Quipu-Log's solution is elegant.

crates/quipu-core/src/model.rs// Public type: callers pass Value::Json(serde_json::Value)
#[serde(try_from = "ValueRepr", into = "ValueRepr")]
pub enum Value {
    Text(String),
    Number(f64),
    Json(serde_json::Value),
}

// On-disk representation: Json is converted to a String for storage
enum ValueRepr {
    Text(String),
    Number(f64),
    Json(String), // <-- String instead of serde_json::Value
}

serde(try_from, into) separates the public type (Value) from the on-disk representation (ValueRepr). A JSON value is stringified with .to_string() before storage, then parsed back with serde_json::from_str on read. The part bincode struggles with is simplified down to a String.

The same pattern applies to Content (the log body).

canonical_bytes: the canonical representation for hashing and index keys

Separate from storage serialization, there's a need for a "byte representation of a value for comparison or hashing." For example, when a field is protected by SHA-256, a query checks "SHA-256 of probe value == stored SHA-256." Both the probe value and the stored value must be converted to bytes by the same method to produce the same hash.

Can we reuse the bincode serialization? There's a problem — bincode serializes the entire struct, but here we want to represent a single field's value as bytes. bincode is also sensitive to struct layout changes.

So Value has a dedicated method.

crates/quipu-core/src/model.rsimpl Value {
    /// Canonical byte representation used for hashing and index keys.
    pub fn canonical_bytes(&self) -> Vec<u8> {
        match self {
            Value::Text(s)   => s.as_bytes().to_vec(),
            Value::Number(n) => format!("{n}").into_bytes(),
            Value::Json(v)   => v.to_string().into_bytes(),
        }
    }
}

Simple but important as a contract. A Text value of "hello" is always exactly 5 UTF-8 bytes; a Number of 42.0 is always the UTF-8 bytes of "42". As long as that contract holds, searching a SHA-256-protected field works correctly. Ch. 26, blind indexes covers in detail how canonical_bytes feeds into token generation.

The same Value produces two distinct byte representations. Storage (bincode) and hashing/indexing (canonical_bytes) have different purposes, so they stay separate.

StoredValue: the on-disk representation with protection applied

Registry fields can be stored as plaintext, a SHA-256 digest, an HMAC, or RSA ciphertext, depending on the schema. The type that holds all of these is StoredValue.

crates/quipu-core/src/model.rspub enum StoredValue {
    Plain(Value),
    Sha256(String),
    Hmac { key_version: u32, digest: String },
    Rsa  { key_version: u32, wrapped_key: String, nonce: String, ciphertext: String },
}

This also implements Serialize + Deserialize, so it gets stored in segments via bincode.
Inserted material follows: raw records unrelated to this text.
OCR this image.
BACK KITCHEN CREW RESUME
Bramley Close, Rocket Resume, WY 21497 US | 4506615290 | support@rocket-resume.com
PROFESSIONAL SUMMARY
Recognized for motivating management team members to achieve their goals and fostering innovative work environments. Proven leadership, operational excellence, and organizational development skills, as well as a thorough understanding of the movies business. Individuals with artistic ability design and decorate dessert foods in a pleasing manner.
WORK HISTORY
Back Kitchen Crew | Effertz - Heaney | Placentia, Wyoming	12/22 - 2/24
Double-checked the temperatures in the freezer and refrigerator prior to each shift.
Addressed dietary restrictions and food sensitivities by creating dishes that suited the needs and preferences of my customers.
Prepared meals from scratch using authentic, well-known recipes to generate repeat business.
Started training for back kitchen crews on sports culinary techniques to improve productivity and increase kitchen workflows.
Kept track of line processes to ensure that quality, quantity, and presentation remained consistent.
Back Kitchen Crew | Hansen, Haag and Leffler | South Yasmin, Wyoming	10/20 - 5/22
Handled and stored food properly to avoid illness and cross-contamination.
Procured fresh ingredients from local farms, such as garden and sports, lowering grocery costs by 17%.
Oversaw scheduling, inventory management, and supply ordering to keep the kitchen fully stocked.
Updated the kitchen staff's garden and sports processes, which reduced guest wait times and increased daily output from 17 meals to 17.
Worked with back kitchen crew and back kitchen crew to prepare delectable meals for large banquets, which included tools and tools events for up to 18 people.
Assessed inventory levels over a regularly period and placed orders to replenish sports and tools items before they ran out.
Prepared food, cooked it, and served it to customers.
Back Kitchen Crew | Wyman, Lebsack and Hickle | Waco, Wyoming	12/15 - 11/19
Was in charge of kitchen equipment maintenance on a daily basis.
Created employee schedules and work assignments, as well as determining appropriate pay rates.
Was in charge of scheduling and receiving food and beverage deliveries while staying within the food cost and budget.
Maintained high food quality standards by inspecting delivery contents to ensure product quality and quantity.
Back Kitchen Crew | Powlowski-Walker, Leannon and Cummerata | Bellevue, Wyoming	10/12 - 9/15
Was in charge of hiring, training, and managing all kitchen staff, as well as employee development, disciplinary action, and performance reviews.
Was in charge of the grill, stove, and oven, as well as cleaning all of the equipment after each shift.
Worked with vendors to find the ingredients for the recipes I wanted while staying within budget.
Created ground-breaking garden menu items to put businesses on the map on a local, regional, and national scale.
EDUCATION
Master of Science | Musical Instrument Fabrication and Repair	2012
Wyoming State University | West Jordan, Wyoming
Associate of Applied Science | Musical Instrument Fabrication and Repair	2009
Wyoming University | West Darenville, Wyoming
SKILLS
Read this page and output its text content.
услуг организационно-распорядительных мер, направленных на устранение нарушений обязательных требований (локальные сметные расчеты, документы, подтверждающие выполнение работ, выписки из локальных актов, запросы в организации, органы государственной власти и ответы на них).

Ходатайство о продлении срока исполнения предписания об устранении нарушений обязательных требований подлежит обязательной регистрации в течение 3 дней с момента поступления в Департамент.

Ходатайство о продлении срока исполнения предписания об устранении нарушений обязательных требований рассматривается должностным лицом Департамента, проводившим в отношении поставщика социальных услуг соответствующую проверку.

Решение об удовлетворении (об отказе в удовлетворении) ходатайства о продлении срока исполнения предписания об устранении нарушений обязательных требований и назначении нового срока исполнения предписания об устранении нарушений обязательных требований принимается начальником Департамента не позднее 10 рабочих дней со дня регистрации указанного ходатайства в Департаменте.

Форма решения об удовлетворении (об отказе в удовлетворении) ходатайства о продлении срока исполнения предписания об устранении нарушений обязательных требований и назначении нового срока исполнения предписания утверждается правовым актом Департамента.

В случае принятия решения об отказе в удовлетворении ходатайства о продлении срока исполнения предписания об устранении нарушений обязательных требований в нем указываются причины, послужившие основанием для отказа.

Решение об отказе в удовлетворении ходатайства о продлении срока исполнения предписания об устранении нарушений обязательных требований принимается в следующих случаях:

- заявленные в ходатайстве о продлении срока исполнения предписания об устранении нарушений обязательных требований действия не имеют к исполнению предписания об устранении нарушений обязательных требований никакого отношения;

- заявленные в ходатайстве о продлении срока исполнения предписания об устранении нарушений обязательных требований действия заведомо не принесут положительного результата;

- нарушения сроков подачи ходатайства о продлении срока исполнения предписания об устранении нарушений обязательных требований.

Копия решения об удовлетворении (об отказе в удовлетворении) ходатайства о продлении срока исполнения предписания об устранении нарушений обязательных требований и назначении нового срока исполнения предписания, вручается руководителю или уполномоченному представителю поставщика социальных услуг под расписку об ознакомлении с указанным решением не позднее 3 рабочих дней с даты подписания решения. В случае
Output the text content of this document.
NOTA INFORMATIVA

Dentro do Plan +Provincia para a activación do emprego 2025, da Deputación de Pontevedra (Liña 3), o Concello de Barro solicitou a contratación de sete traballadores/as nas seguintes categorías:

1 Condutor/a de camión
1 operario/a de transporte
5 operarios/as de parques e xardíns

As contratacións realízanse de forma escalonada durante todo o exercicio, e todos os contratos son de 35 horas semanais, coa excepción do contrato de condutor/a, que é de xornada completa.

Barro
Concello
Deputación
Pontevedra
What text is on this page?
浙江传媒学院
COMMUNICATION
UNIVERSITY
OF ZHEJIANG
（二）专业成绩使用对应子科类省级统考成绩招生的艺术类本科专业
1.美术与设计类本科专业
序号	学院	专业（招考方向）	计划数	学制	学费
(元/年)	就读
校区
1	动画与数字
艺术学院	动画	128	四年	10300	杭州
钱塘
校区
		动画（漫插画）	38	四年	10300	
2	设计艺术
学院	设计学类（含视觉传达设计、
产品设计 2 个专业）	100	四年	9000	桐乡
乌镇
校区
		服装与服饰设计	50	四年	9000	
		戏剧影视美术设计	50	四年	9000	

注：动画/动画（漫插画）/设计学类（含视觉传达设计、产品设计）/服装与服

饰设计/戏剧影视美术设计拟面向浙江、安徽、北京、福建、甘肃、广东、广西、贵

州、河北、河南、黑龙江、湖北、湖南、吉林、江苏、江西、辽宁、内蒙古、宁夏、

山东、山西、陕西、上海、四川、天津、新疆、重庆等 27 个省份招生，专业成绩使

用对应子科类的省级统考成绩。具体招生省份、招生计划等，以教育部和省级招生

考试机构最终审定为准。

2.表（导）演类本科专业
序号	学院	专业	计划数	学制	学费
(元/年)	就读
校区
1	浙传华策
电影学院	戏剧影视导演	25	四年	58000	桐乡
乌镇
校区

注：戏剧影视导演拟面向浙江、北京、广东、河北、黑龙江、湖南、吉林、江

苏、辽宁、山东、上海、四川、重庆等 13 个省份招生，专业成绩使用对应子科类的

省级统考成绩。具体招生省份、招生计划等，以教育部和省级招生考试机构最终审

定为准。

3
Which protection scheme was used is encoded in the enum variant, so deserialization doesn't need to look up the schema separately. Part 6, confidentiality covers the cryptographic meaning of each variant in depth.

Format stability: what happens when you change a struct?

Bincode's non-self-describing nature is both a strength and a caution. Add a field to a struct, or reorder fields, and existing segments become undeserializable. That's one of the reasons Quipu-Log embeds FORMAT_VERSION in the segment header — when the format changes, the version is bumped to clearly mark older files as "unreadable." Ch. 18, storage layout and format versioning

Why this design?

Self-describing formats (MessagePack, CBOR) store field names alongside data, which allows partial deserialization even when the struct changes. Choosing bincode was a size and speed first decision. Audit logs are write-heavy with high record counts, so saving tens of bytes per record has a meaningful impact on total disk usage and throughput. Format stability is managed via FORMAT_VERSION — a deliberate acceptance of the trade-off.

Check yourself

① What does it mean to say bincode is "non-self-describing"? How does that differ from JSON?
② Why isn't Value::Json(serde_json::Value) stored directly with bincode, but instead converted to a String first?
③ Do canonical_bytes() and bincode::serialize always produce the same bytes for the same value? Explain the difference in their purposes.